22.01.2026
©MCML
Research Stay at University of St. Gallen
Andrea Maldonado – Funded by the MCML AI X-Change Program
Between Freundenberg – “happiness mountain” – and Rosenberg – “roses mountain”, I had the pleasure to visit the Institute of Computer Science (ICS-HSG) at the University of St. Gallen (HSG) in Switzerland for two weeks, as part of the MCML AI X-Change Program, while being a PhD candidate at LMU Munich and the Munich Center for Machine Learning (MCML). I am deeply grateful to Prof. Dr. Barbara Weber and her Software Systems Programming and Development Chair for hosting me, as well as to the wonderful team at ICS-HSG — including Marco Franceschetti, Lisa Zimmermann, Ronny Seiger, Hagen Völzer, Amine Abbad-Andaloussi, Aaron Kurz, and Thierry Sorg — for the inspiring discussions, warm welcome, and open exchange of ideas.
Research Focus and New Directions
While my research focuses on how process data characteristics impact algorithms robustness and results validity, the primary goal of my stay was to advance joint research on ambiguity generation in IoT-enhanced process mining scenarios. This work sits at the intersection of business process management (BPM), Internet-of-Things (IoT), and event-driven systems. While IoT technologies enable fine-grained monitoring of real-world processes, they also make activity detection particularly challenging, as raw sensor data must be translated into high-level process events. This abstraction step is prone to errors such as missing, spurious, merged, or fragmented activities, which introduce observational ambiguity and compromise downstream analysis. Together with the ICS-HSG team, I worked on systematically characterizing these ambiguity patterns and on developing a novel approach to generate event logs with controlled levels of imperfection. Such realistic yet configurable data is essential for evaluating process mining techniques under conditions that better reflect real IoT deployments. Collaborating with researchers working on adaptive software systems, exposed me to industrial IoT scenarios and healthcare process scenarios, including smart factory sensor-based process executions. This broadened my perspective on how ambiguity-aware data generation can strengthen benchmarking practices and lead to more robust process analysis methods, an insight I look forward to carrying forward into my work.
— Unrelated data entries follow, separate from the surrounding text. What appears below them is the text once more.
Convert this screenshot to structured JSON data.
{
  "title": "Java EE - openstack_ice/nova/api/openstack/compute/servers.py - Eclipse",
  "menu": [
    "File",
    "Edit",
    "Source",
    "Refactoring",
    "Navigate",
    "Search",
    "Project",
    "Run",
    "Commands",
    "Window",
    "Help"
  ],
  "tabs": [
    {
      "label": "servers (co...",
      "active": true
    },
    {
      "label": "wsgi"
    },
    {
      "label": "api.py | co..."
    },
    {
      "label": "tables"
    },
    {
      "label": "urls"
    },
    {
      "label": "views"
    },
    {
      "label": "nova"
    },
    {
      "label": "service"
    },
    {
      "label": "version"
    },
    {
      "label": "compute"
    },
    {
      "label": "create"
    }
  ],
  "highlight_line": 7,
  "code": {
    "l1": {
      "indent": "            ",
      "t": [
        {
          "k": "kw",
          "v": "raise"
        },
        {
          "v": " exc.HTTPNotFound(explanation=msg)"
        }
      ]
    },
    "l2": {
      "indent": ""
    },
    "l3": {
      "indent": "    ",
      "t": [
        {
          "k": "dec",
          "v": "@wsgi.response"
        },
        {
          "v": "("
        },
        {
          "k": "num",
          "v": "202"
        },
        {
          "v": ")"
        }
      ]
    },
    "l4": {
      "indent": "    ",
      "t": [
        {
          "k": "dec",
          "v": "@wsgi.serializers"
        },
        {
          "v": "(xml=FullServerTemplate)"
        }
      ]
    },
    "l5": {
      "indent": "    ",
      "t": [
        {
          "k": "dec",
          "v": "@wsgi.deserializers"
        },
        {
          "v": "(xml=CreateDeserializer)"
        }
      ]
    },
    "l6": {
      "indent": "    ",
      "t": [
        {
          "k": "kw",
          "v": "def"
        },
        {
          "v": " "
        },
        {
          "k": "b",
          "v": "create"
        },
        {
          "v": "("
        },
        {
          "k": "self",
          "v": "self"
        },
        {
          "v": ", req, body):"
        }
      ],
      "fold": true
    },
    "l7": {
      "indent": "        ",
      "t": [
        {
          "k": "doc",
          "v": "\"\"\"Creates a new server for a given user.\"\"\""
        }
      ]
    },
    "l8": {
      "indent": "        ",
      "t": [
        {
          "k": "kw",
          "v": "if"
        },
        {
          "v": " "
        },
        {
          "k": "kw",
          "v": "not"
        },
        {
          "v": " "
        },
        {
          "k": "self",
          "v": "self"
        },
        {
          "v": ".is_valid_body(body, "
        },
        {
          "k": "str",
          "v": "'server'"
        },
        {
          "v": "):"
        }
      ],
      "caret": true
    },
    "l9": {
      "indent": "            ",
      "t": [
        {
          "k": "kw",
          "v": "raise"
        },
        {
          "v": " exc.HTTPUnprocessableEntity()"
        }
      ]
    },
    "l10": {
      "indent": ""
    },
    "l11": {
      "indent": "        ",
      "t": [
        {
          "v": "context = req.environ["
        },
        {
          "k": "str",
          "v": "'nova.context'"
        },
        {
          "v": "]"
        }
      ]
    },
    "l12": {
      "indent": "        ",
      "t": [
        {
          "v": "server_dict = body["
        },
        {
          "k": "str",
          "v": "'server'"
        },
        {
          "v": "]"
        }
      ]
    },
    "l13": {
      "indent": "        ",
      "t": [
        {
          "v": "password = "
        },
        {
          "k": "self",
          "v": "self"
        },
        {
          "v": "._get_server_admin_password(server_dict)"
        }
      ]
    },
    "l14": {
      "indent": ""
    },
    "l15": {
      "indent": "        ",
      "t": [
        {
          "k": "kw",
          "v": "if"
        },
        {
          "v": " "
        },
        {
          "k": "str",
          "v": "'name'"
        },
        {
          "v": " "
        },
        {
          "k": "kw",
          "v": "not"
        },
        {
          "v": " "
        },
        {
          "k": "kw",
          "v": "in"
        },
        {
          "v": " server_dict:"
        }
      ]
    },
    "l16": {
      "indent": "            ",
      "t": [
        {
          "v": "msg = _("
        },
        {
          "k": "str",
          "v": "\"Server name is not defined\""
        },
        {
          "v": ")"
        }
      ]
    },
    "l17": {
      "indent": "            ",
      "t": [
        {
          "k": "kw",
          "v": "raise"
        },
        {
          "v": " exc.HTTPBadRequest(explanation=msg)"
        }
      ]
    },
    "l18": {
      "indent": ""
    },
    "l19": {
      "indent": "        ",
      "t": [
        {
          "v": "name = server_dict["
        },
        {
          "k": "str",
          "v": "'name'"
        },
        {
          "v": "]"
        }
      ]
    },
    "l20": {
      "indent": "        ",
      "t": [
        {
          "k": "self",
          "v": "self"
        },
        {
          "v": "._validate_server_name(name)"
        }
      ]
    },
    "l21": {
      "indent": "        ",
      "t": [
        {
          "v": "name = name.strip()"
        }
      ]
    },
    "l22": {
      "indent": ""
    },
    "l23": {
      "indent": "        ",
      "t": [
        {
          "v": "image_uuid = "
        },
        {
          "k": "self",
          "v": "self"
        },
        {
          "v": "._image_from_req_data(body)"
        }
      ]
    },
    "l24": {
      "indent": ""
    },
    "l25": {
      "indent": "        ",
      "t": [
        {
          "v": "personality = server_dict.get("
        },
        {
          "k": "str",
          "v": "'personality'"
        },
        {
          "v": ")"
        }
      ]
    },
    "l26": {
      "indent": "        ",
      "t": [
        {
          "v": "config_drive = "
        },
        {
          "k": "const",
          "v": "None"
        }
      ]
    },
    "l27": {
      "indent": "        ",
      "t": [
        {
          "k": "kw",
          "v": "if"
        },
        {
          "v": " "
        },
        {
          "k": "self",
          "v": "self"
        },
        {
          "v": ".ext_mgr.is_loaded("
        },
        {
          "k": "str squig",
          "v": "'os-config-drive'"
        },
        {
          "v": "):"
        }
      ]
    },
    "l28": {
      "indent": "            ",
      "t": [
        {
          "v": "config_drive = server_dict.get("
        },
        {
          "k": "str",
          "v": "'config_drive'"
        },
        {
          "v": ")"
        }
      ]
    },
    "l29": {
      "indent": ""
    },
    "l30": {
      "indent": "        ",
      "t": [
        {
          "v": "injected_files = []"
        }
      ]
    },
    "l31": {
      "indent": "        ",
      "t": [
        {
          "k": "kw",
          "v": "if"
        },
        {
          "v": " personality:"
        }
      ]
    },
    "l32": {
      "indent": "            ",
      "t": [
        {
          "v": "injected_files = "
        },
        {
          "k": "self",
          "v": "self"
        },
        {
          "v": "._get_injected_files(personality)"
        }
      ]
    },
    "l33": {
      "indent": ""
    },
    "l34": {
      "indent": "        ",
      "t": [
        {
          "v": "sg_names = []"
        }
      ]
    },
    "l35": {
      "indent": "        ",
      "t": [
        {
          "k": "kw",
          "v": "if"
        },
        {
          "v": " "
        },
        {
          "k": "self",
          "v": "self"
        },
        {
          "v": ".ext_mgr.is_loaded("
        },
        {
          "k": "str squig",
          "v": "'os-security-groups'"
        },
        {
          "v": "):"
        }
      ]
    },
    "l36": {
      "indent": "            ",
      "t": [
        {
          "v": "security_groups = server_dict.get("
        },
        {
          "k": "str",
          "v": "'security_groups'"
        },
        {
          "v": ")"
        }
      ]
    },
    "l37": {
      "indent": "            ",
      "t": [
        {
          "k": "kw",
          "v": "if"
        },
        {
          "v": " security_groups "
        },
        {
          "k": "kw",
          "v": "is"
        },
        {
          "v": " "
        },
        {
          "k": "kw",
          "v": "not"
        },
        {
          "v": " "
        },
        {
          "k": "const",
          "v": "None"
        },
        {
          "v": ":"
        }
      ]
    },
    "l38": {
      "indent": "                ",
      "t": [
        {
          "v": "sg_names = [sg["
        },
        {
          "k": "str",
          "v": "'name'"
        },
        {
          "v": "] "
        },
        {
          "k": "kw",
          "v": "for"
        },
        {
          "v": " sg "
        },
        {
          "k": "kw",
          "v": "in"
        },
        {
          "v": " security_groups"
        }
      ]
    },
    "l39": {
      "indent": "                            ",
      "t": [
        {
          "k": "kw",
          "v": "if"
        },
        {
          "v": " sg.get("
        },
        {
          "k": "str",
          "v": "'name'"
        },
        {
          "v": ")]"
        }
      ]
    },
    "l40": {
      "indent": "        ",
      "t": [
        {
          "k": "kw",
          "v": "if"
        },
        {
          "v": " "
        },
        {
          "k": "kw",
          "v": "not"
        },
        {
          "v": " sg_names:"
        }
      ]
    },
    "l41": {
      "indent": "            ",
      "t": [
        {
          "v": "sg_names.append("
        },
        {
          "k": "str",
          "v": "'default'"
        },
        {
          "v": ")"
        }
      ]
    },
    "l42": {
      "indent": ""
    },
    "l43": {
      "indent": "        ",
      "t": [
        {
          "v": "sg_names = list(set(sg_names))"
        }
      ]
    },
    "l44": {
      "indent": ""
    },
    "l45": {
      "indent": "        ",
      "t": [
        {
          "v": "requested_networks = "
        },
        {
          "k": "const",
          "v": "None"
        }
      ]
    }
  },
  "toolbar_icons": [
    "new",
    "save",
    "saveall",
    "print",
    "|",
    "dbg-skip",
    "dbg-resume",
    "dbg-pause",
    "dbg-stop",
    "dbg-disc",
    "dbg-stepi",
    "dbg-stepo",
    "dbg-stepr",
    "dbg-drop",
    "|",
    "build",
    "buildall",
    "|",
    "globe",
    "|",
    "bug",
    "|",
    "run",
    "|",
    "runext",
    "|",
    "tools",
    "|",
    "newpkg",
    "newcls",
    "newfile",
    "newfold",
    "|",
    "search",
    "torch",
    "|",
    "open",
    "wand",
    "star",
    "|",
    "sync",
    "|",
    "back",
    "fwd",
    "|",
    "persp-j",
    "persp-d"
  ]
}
Academic Environment and Campus Life
Beyond the research itself, the academic environment at HSG was both intellectuallystimulating and personally meaningful. I was struck by the recurring notion of a “red thread” as a guiding element in academic work — not only as a structural principle within papers, but also as a thread connecting people, disciplines, and ideas. This metaphor resonated strongly in St. Gallen, given the city’s textile and embroidery heritage, and it also connected to my own background, as textiles play a central cultural and historical role in Guatemala. This parallel made the local context feel especially vivid and personally relevant. I was also inspired to learn about Elisabeth Rannacher, the first woman to graduate from HSG, whose achievement highlights the important contributions of women in academia and the progress still needed for inclusion today.
Reflection & Outlook
Outside of work, I explored the city and surroundings, visiting the Textile Museum, the world heritage Abbey Library, and hiking through the surrounding mountains. I was particularly struck by the embroidery flowers on display, which not only reflect an admiration-driven abstraction of nature but also serve as a metaphor for how our own understanding—whether of natural patterns or data processes—depends on how ambiguities are handled during abstraction. Just as an embroidered flower condenses complex natural forms into symbolic representations, data abstraction requires careful consideration to ensure meaningful insights. I am very much looking forward to continuing this collaboration, refining our joint ideas, and turning them into concrete research outcomes in the near future.